It’s true that you can never go home again, to youngness
to hair unbelievable where you’d never now put it
and hair invisible where you’ve grown it at last.
I can see a memory of weather
the warm air of the impossible
lived in by those who know no questions and worry none.
I can see a day that’s never been and would sing for it
if I wasn’t civilized enough to know that men out of baths don’t sing.
On the road outside now there’s a noise like ducks.
Together in step they’re walking towards the end of the night
hardly talking. It’s six a.m. and I’m waking or sleeping
at the point where there’s little difference.

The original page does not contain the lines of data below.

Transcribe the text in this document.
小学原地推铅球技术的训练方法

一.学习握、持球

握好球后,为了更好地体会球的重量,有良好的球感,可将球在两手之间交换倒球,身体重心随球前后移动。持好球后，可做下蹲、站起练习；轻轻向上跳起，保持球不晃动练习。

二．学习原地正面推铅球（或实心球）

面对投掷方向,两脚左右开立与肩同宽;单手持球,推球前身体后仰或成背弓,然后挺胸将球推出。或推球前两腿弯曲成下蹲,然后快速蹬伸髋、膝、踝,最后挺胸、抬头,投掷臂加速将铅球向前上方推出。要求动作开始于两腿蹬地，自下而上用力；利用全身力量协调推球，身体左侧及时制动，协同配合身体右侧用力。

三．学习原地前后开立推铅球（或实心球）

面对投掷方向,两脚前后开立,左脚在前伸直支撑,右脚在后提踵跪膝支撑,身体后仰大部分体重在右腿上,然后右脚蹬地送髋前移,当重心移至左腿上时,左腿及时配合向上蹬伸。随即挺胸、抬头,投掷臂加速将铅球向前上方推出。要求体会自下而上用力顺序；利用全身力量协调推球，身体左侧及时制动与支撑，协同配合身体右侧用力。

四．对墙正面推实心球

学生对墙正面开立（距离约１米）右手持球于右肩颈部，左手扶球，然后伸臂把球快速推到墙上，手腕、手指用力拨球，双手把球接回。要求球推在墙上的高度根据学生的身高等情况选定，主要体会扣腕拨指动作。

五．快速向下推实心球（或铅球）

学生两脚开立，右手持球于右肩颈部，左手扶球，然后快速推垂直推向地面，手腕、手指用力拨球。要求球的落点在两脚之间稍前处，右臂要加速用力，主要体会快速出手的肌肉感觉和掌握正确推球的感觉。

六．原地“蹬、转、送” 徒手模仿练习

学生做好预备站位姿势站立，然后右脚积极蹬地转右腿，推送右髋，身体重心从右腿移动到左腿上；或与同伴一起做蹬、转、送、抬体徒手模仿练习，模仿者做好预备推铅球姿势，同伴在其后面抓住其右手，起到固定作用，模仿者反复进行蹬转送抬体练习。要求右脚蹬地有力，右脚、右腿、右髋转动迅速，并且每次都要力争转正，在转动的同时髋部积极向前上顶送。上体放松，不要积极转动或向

I can smell warm potatoes buttered in their skins
but who could be cooking? I’m hungry
running my tongue around my mouth, up and down.
I can feel something going through my stomach
turning it over, something making color.
I’m sleeping, dreaming of waking.
There’s a birthmark on me, moving when I look for it.
From my chest to my back, from one leg to another
it’s a bird flying from a cartoon cat, a duck out of reach.
On the road outside there’s a noise. Like an explosion now
like boys with a firework in the field, like a black car being stolen.
I can hear a knife sharpening nearby.
Awake every sound has a separate meaning and someone close
is sharpening a knife. I’m smoking rainbows
papers with colored ink made sticky at the edge to smoke with
not bringing gold but lungs rolled with road-tar.
Soon life will become combusted.
When the energy goes, when it’s all been drunk
we smokers of the rainbows will be the last means of travel
and those cranks, the engine-owners, will enjoy us;
it’s true that you can never go home.